A long while back, I mentioned that my wife, Jean, and I were looking at starting up a company. Well, we’ve done a lot of thinking about what the product should do and how this should be done. Because of other recent activities, I haven’t had a lot of time to execute on the idea. The fact of the matter is that we still like the underlying concept, but the implementation concept has morphed several times since we had the idea. The biggest changes are these:

  1. F#: A VS2010 language (currently in Beta)
  2. Azure: A Cloud platform

F# is a functional .NET language. I’ve always been a fan of functional programming as it typically allows me to write my applications using fewer lines than what I would do in pure imperative mode. For better or worse, imperative languages are still center stage (and have been for decades). In order to pay the bills, it is easier to find work using C++/C#/Java than using LISP/Prolog/Scala. However, with F# (an OCaml based language), we have a chance of seeing functional programming go mainstream. I have a project in mind that needs a .NET language, so why not use the project as a means to really get into F#.

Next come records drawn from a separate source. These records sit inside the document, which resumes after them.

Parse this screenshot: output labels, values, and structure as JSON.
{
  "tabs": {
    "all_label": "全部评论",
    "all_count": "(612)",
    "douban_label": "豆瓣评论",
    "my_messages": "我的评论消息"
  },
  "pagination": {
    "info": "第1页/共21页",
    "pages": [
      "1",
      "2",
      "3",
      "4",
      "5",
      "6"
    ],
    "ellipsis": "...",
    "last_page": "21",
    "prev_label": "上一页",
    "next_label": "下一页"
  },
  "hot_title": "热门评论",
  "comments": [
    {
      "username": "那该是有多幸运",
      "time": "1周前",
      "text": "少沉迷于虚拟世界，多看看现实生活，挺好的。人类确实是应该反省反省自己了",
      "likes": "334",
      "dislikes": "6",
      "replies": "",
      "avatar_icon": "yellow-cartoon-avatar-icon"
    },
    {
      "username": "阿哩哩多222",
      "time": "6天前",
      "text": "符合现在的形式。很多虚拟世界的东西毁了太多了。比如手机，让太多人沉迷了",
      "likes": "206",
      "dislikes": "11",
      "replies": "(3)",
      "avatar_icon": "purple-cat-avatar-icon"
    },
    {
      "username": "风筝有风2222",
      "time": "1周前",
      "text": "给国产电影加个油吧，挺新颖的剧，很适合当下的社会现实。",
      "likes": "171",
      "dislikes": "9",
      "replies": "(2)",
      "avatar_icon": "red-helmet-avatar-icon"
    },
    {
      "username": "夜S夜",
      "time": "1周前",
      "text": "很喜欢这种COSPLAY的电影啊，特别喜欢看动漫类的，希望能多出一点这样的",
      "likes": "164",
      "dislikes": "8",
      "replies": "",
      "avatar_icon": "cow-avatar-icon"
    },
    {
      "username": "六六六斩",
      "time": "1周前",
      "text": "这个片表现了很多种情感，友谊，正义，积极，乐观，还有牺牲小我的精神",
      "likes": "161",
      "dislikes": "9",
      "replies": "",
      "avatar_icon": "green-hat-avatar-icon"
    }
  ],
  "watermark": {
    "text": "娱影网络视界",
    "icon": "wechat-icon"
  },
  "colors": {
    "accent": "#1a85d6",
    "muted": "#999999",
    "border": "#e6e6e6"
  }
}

The second thing that happened is the beta release of Azure at the 2008 PDC. A big concern of mine has been hosting the set of servers that will eventually be needed if the web site idea takes off. Yes, I’m familiar with how to make sites scalable, how to buy a server, etc. I’m also familiar with the fact that more servers means more people I’d have to hire who may or may not have the chops to manage a large-ish web site. The cloud stuff is very appealing to me as it allows someone who worries only about managing servers do whatever that is. I can then focus on conserving space, writing better algorithms, and paying a smaller price to keep that service up and running (yeah, I’m assuming that, like other managed services, the cost of going to the cloud is less that the cost of personnel + equipment + power + licensing).

So, until I either lose interest or get so swamped with work/life/whatever, expect to see the blog focus on F# and Azure stuff. Right now, I’m a noob.